第9話:初めて誰かのために、私は「嫌です」と言いました
「私は……、もうあなたの『物』ではございます」
私の震える、けれど芯の通った声が謁見の間に響きました。
アルフレート様は、信じられないものを見たというように目を見開きました。
「……何を、言っているんだ?エルナ、お前は自分を何様だと思っている。無能のくせに、私に口答えをするのか!」
「無能と呼ばれても、構いません。私は、魔法は使えませんから……。けれど、ギルバート様は、こんな私を『必要だ』と仰ってくださいました」
私は隣に立つギルバート様をそっと見上げました。彼は、驚いたような、そしてひどく愛おしそうな眼差しで私を見守ってくれています。

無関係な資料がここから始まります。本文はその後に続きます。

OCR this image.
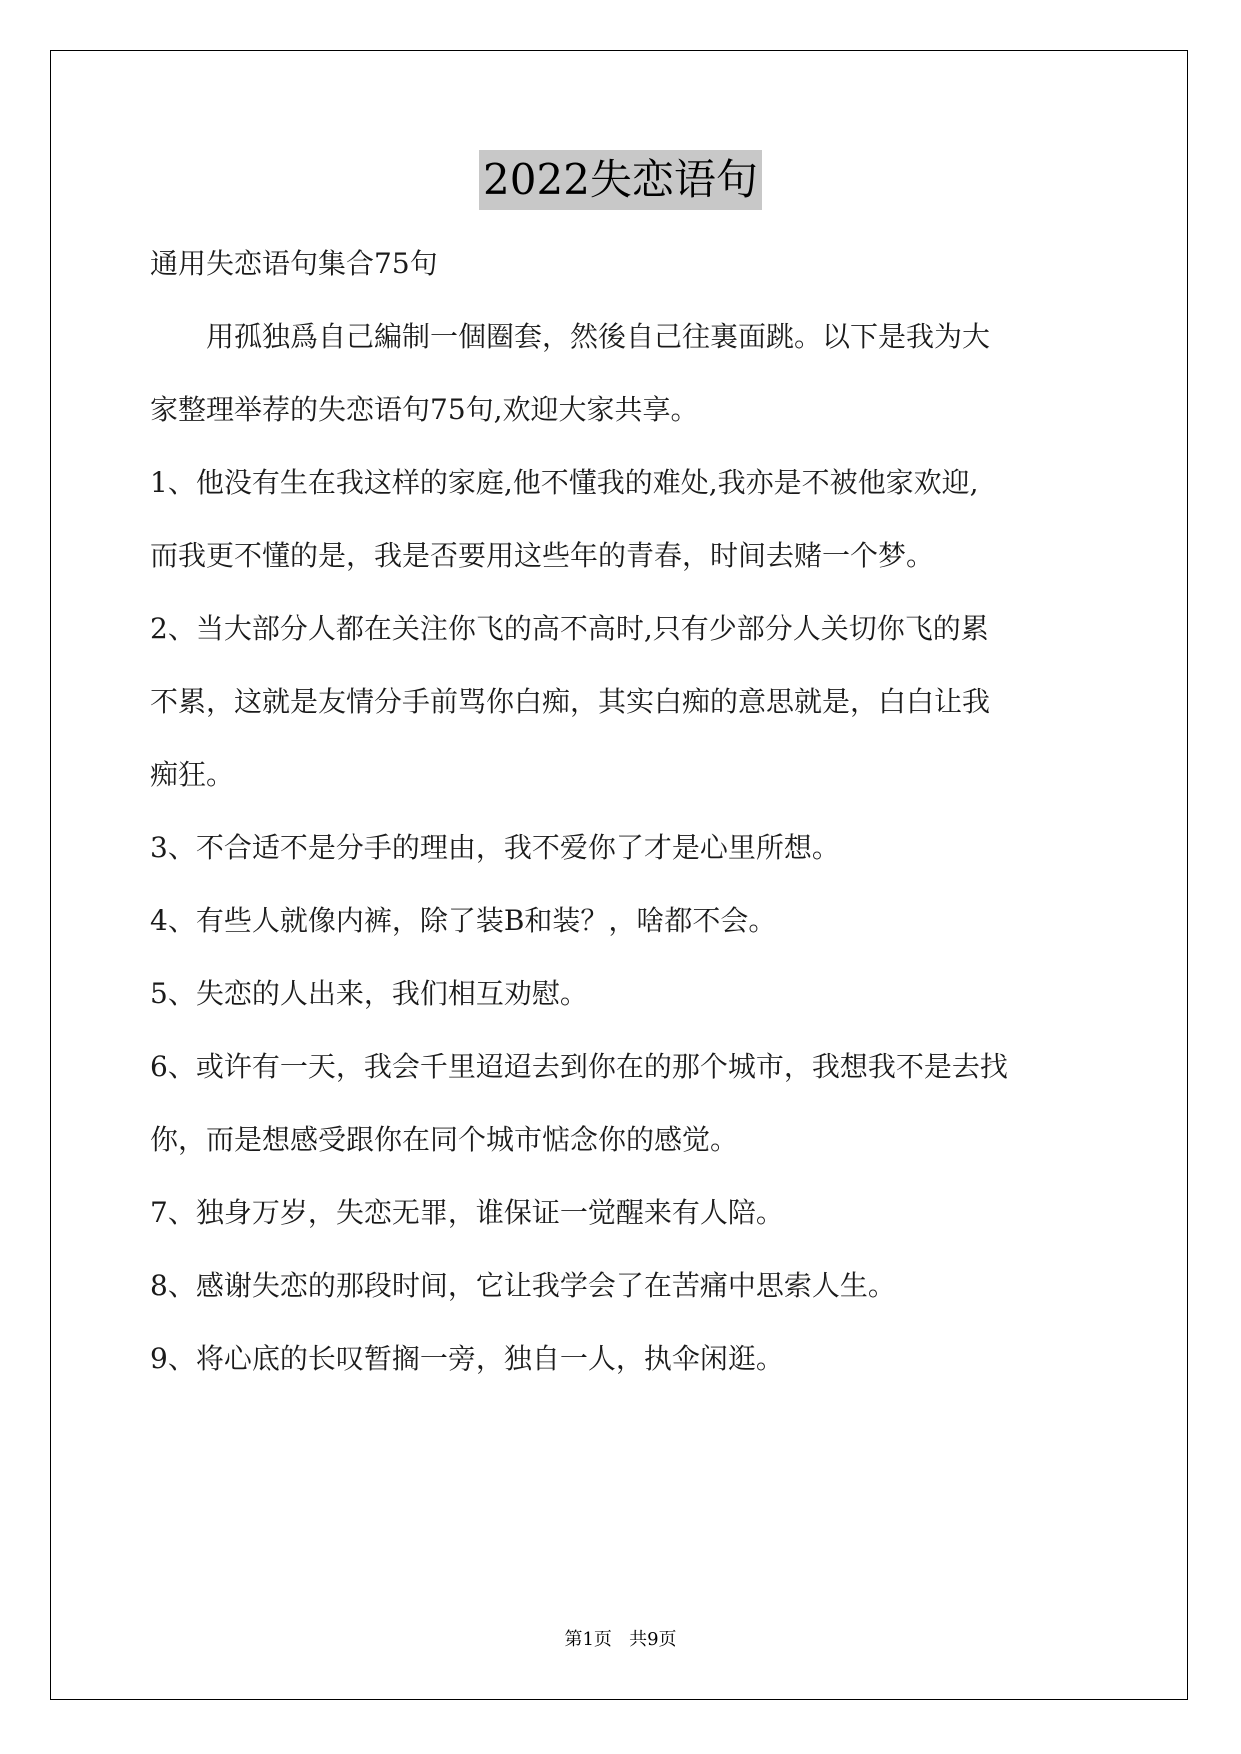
2022失恋语句
通用失恋语句集合75句
　　用孤独爲自己編制一個圈套，然後自己往裏面跳。以下是我为大
家整理举荐的失恋语句75句,欢迎大家共享。
1、他没有生在我这样的家庭,他不懂我的难处,我亦是不被他家欢迎,
而我更不懂的是，我是否要用这些年的青春，时间去赌一个梦。
2、当大部分人都在关注你飞的高不高时,只有少部分人关切你飞的累
不累，这就是友情分手前骂你白痴，其实白痴的意思就是，白白让我
痴狂。
3、不合适不是分手的理由，我不爱你了才是心里所想。
4、有些人就像内裤，除了装B和装？，啥都不会。
5、失恋的人出来，我们相互劝慰。
6、或许有一天，我会千里迢迢去到你在的那个城市，我想我不是去找
你，而是想感受跟你在同个城市惦念你的感觉。
7、独身万岁，失恋无罪，谁保证一觉醒来有人陪。
8、感谢失恋的那段时间，它让我学会了在苦痛中思索人生。
9、将心底的长叹暂搁一旁，独自一人，执伞闲逛。
第1页   共9页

「あの日、森で死にかけていた私を拾い、温かな食事と居場所をくださったのは、この方です。……あなたが私を荷馬車に押し込んだ時、私たちの縁は、完全に切れたのですわ」
「黙れ!公爵令嬢の分際で、勝手に縁を切るなど許されるはずが……」
アルフレート様が逆上し、私を掴もうと一歩踏み出した、その時でした。
「――そこまでにしろ。不快だ」
ギルバート様の冷徹な声と共に、凄まじい威圧感が広間を圧しました。
アルフレート様は、まるで見えない壁に突き当たったかのようにその場に膝をつきました。
「エルナははっきりと拒絶した。……これ以上、俺の婚約者を冒涜するならば、貴様の国そのものを灰にしても構わないんだぞ?」
「ひっ……!」
ギルバート様の瞳は、黄金の輝きを増し、背後には巨大な獅子の幻影が実体化せんばかりに揺らめいています。

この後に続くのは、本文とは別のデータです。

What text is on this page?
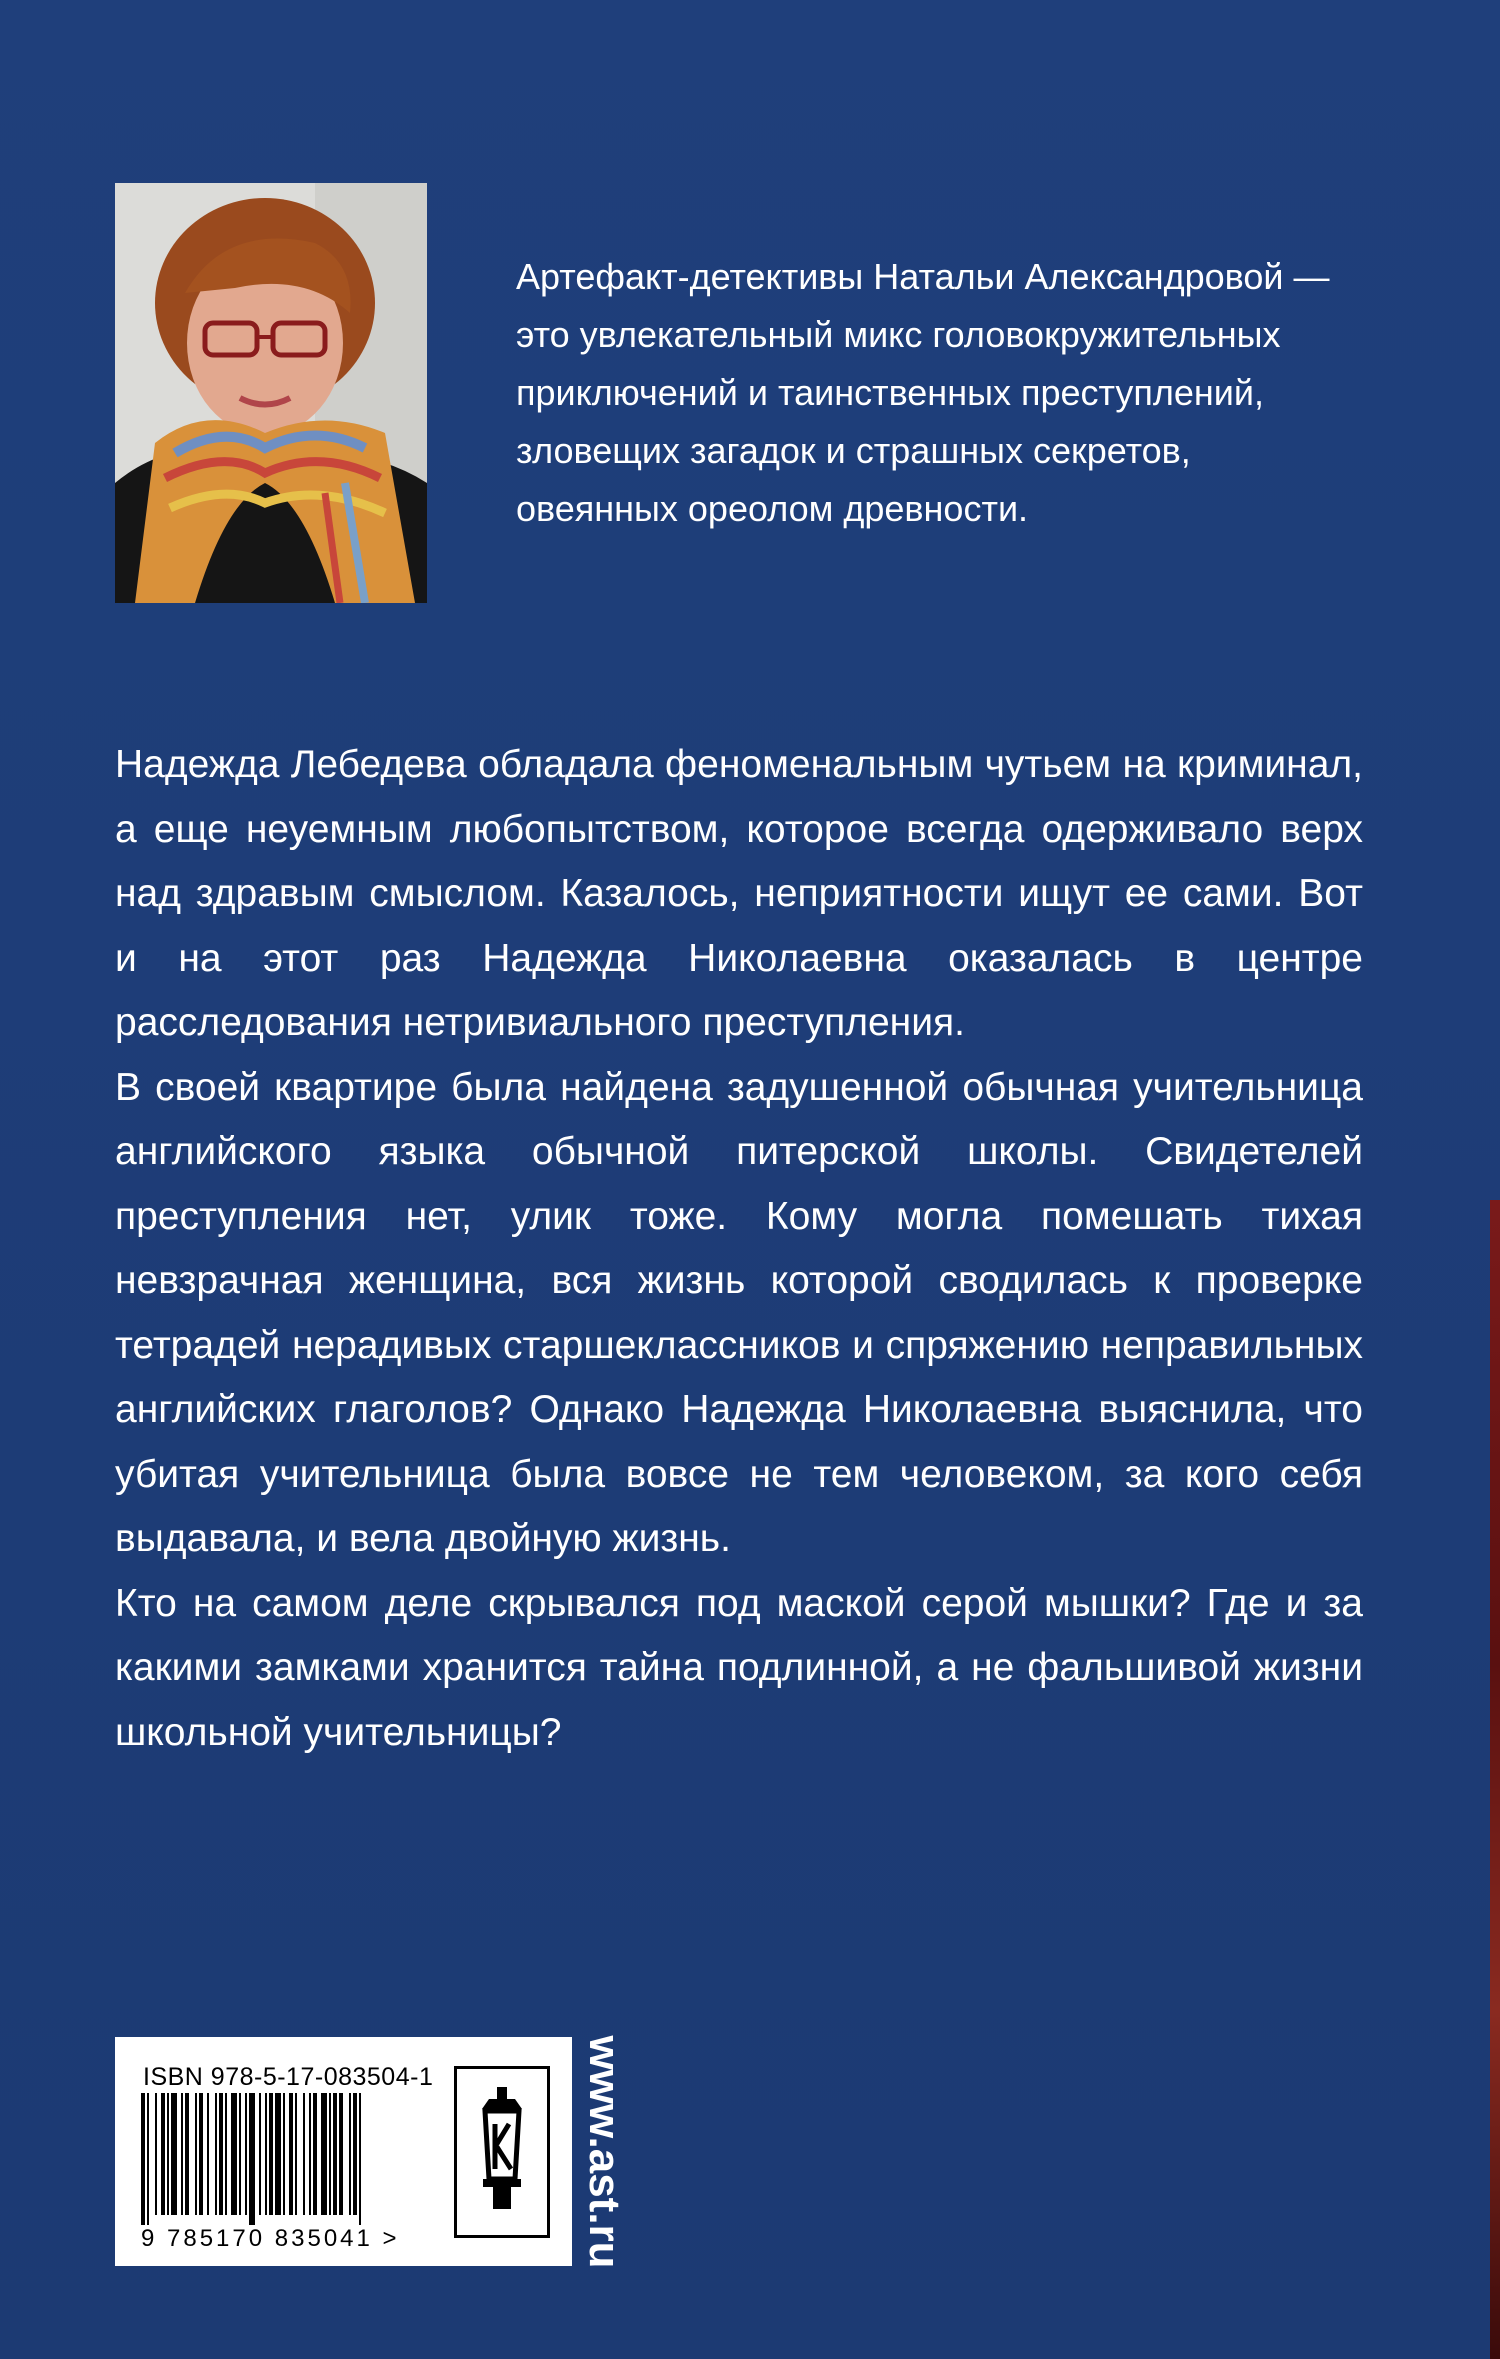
Артефакт-детективы Натальи Александровой —

это увлекательный микс головокружительных

приключений и таинственных преступлений,

зловещих загадок и страшных секретов,

овеянных ореолом древности.

Надежда Лебедева обладала феноменальным чутьем на криминал, а еще неуемным любопытством, которое всегда одерживало верх над здравым смыслом. Казалось, неприятности ищут ее сами. Вот и на этот раз Надежда Николаевна оказалась в центре расследования нетривиального преступления.

В своей квартире была найдена задушенной обычная учительница английского языка обычной питерской школы. Свидетелей преступления нет, улик тоже. Кому могла помешать тихая невзрачная женщина, вся жизнь которой сводилась к проверке тетрадей нерадивых старшеклассников и спряжению неправильных английских глаголов? Однако Надежда Николаевна выяснила, что убитая учительница была вовсе не тем человеком, за кого себя выдавала, и вела двойную жизнь.

Кто на самом деле скрывался под маской серой мышки? Где и за какими замками хранится тайна подлинной, а не фальшивой жизни школьной учительницы?

ISBN 978-5-17-083504-1
9 785170 835041 >	www.ast.ru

本物の王の怒りを前に、アルフレート様は無様に震え、床に手をつくしかありませんでした。
「アステリア王国に伝えろ。エルナ・フォン・バウムは、我がガレリア帝国の次期皇后として、俺が永遠に守護すると。……不満があるなら、兵を率いて来い。返り討ちにして、地図から貴様らの国を消してやる」
「……ま、待て……!我が国がどうなってもいいのか!浄化の力を持つエルナがいなければ、この大陸全体の魔力バランスが……」
「そんなものは知ったことか」
ギルバート様は吐き捨てるように言い、私の肩を抱き寄せました。
「君たちが『不吉』だと虐げ、ゴミのように捨てた少女は、今、俺の世界のすべてだ。……その価値に気づけなかった愚かさを、一生、泥を啜りながら悔やむがいい」
「あ、ああ……」
床に這いつくばるアルフレート様を見向きもせず、ギルバート様は私を連れて広間を後にしました。

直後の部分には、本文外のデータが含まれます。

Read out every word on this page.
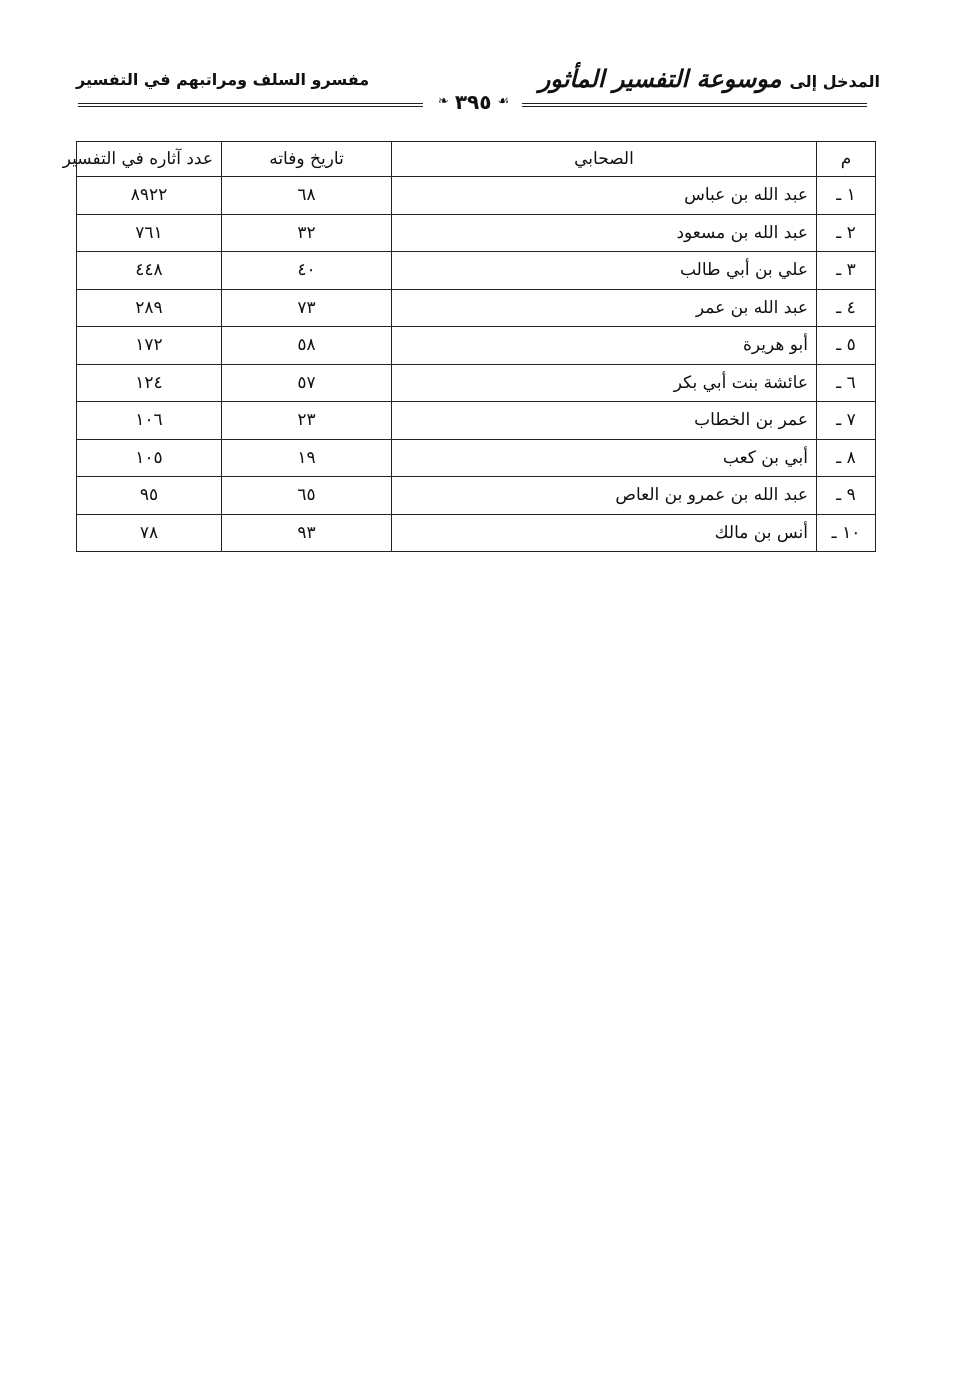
المدخل إلى
موسوعة التفسير المأثور
مفسرو السلف ومراتبهم في التفسير
❧ ٣٩٥ ☙
م	الصحابي	تاريخ وفاته	عدد آثاره في التفسير
١ ـ	عبد الله بن عباس	٦٨	٨٩٢٢
٢ ـ	عبد الله بن مسعود	٣٢	٧٦١
٣ ـ	علي بن أبي طالب	٤٠	٤٤٨
٤ ـ	عبد الله بن عمر	٧٣	٢٨٩
٥ ـ	أبو هريرة	٥٨	١٧٢
٦ ـ	عائشة بنت أبي بكر	٥٧	١٢٤
٧ ـ	عمر بن الخطاب	٢٣	١٠٦
٨ ـ	أبي بن كعب	١٩	١٠٥
٩ ـ	عبد الله بن عمرو بن العاص	٦٥	٩٥
١٠ ـ	أنس بن مالك	٩٣	٧٨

控えめな私が、初めて自分の意志で告げた「嫌」という言葉。
それは、私の心にかけられていてた呪いを、魔法無効化の力よりもずっと鮮やかに解いてくれた気がしました。
「……よく言ったな、エルナ。誇らしいよ」
廊下に出た瞬間、ギルバート様が私を抱きしめ、耳元で愛おしそうに囁きました。
大きな手のひらが、私の背中を優しく撫でてくれます。
愛を知らなかった私は、この時ようやく、自分が本当に救われたのだと実感したのです。